DEV Community

Observability at Scale: Mastering ADK Callbacks for Cost, Latency, and Auditability [GDE]

Connie Leung on April 06, 2026

AI orchestrators receive significant attention; however, when deployments become latent and costly, developers often overlook a critical capability...

Read full post

Archit Mittal • Apr 9

The beforeModelCallback pattern for conditional skipping is incredibly powerful and underused. What I find most interesting is how this maps to a broader principle in agent design: treating LLM calls as expensive I/O operations rather than default logic paths. Your circuit-breaker pattern in afterToolCallback (escalate + FATAL_ERROR after max retries) is essentially the same pattern we use in distributed systems for failing fast. One thing I'd add — if you're running multiple sequential agents like this in production, consider aggregating the performance metrics from agentStartCallback/agentEndCallback into a structured trace (OpenTelemetry spans, for instance) rather than just console.log. That way you get a full flame graph of your agent pipeline and can spot which subagent is the bottleneck without parsing logs manually. Really solid patterns here.

Connie Leung Google Developer Experts • Apr 9

Excellent feedback. I found out adk.dev/integrations/?topic=observ... today. I will give it a try and then write a blog post.

Archit Mittal • Apr 11

That's awesome Connie! The ADK integrations page has some really solid patterns for connecting callbacks to OpenTelemetry exporters. One thing I'd suggest when writing your blog post — show the before/after of debugging a multi-step agent call with vs without the observability layer. The cost visibility alone (seeing exactly which sub-agent burned through tokens) is usually what convinces teams to adopt it. Looking forward to reading your post!

Apex Stack • Apr 7

The beforeModelCallback pattern for conditional skipping is the real gem here. I run a multi-agent setup with about a dozen scheduled agents that each handle different tasks — site auditing, content publishing, metric monitoring — and the biggest cost drain early on was agents making unnecessary LLM calls when the data they needed wasn't ready yet or hadn't changed since the last run.

Your approach of validating session state before hitting the model is exactly the right pattern. In my case I ended up building something similar where each agent checks whether its upstream dependencies have produced new data before doing any inference work. The savings are dramatic — probably 40-50% fewer LLM calls once you add those guards.

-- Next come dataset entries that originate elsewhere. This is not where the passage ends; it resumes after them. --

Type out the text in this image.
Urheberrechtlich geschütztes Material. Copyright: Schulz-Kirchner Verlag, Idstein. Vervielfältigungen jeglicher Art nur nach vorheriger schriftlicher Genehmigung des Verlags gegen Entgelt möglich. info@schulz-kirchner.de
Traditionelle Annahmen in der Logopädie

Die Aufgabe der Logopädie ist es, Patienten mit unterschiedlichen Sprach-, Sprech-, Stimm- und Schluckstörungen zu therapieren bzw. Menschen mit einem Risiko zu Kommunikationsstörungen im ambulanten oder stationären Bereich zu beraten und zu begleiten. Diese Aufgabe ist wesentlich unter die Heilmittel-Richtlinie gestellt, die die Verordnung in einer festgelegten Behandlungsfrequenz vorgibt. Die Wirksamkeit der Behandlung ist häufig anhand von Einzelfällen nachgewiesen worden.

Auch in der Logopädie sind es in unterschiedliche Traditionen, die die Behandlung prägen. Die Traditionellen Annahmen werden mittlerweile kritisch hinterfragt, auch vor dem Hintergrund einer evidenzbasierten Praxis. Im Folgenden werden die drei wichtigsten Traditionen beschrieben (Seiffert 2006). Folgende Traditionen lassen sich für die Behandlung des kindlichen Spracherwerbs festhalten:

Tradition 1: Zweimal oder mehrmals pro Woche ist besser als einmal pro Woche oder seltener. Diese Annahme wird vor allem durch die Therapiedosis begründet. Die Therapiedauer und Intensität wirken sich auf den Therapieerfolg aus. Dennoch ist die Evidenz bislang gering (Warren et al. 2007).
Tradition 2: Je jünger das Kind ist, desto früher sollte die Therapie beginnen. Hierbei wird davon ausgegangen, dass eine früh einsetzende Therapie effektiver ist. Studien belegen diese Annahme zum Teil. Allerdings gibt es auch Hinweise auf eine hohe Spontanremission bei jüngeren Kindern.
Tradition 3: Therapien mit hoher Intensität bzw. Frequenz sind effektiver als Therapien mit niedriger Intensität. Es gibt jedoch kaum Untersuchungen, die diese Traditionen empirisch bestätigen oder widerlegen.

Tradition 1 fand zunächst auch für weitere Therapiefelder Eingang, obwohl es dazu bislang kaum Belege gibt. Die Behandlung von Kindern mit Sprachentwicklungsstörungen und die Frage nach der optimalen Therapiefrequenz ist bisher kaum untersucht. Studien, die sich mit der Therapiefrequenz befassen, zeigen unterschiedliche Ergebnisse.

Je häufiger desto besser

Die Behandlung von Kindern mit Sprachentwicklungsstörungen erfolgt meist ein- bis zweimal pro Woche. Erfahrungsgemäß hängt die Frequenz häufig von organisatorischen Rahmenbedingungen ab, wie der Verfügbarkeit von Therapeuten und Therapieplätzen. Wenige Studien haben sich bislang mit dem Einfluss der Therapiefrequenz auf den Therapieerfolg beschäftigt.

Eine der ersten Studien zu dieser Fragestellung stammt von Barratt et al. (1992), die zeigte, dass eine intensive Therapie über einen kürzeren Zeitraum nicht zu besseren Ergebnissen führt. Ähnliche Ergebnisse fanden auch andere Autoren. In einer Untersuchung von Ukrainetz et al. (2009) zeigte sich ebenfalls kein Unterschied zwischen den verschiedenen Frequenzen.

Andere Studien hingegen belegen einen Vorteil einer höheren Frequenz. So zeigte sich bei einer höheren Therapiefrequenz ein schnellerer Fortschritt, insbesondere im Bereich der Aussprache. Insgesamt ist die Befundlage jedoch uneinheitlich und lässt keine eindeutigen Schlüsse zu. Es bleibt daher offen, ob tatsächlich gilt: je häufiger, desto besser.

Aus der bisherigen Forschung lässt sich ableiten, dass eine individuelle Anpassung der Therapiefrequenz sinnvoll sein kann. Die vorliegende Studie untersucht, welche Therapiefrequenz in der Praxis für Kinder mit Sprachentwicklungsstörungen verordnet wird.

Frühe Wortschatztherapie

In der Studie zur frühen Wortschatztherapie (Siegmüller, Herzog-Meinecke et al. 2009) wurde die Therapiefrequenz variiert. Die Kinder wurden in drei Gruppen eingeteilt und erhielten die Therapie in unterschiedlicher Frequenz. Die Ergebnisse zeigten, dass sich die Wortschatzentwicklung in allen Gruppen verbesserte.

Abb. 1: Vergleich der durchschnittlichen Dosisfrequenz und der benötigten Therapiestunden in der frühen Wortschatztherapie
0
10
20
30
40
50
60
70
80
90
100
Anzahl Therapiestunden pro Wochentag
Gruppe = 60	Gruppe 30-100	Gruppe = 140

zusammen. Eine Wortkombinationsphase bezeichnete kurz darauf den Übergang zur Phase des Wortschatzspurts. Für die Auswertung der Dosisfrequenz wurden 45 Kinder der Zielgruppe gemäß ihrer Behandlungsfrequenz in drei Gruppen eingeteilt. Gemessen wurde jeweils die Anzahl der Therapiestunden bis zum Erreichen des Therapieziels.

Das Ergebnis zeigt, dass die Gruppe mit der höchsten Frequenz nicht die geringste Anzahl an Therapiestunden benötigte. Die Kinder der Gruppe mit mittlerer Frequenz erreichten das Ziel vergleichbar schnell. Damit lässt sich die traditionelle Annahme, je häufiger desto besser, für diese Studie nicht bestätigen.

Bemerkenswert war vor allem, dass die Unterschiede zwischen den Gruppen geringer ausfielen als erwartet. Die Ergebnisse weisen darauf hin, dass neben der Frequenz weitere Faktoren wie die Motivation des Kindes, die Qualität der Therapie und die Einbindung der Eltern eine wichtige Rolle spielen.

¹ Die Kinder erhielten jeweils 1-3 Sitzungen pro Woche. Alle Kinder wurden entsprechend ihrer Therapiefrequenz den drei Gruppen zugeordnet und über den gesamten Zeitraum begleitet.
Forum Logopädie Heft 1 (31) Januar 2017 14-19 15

The afterToolCallback for retry counting with FATAL_ERROR escalation is also smart. Without a hard cap like that, validation loops can silently burn through your token budget. I've seen agents get stuck retrying malformed outputs indefinitely when the model just can't produce valid JSON for a particular edge case. Having that circuit breaker built into the callback layer rather than in the agent logic itself keeps things much cleaner.

Connie Leung Google Developer Experts • Apr 7

Thank you for attesting that the patterns work. I only learned them a month ago when preparing for a technical talk. I hope to give the same talk at Build with AI in Hong Kong at the end of the month.

Agent Work • Apr 7

Observability is a nightmare when you're dealing with distributed systems. ADK callbacks can be a lifesaver but also a pain if not handled right. AgentWork uses similar principles to manage task execution and observability across a decentralized network. It’s a wild ride, but worth it.

Syed Ahmer Shah • Apr 6

a great deep dive into a part of the agent workflow that usually gets ignored.

Connie Leung Google Developer Experts • Apr 7

Thank you. You can learn more by watching YouTube videos that the googlers published.

Mykola Kondratiuk • Apr 8

ran into the same thing - app-level logging was useless for latency. hooking callbacks per model call was the only way to see where tokens were burning. cost tracking finally made sense after that.

Agent Work • Apr 7

ADK callbacks are a pain point for observability at scale. AgentWork uses Solana's speed and low costs to handle thousands of tasks without the overhead of traditional observability tools. We're not using ADK, but the problem is real.

Socials Megallm • Apr 7

this is super relevant ive been wrestling with adk callback latency in a recent project the cost implications alone are eye-watering when things go sideways.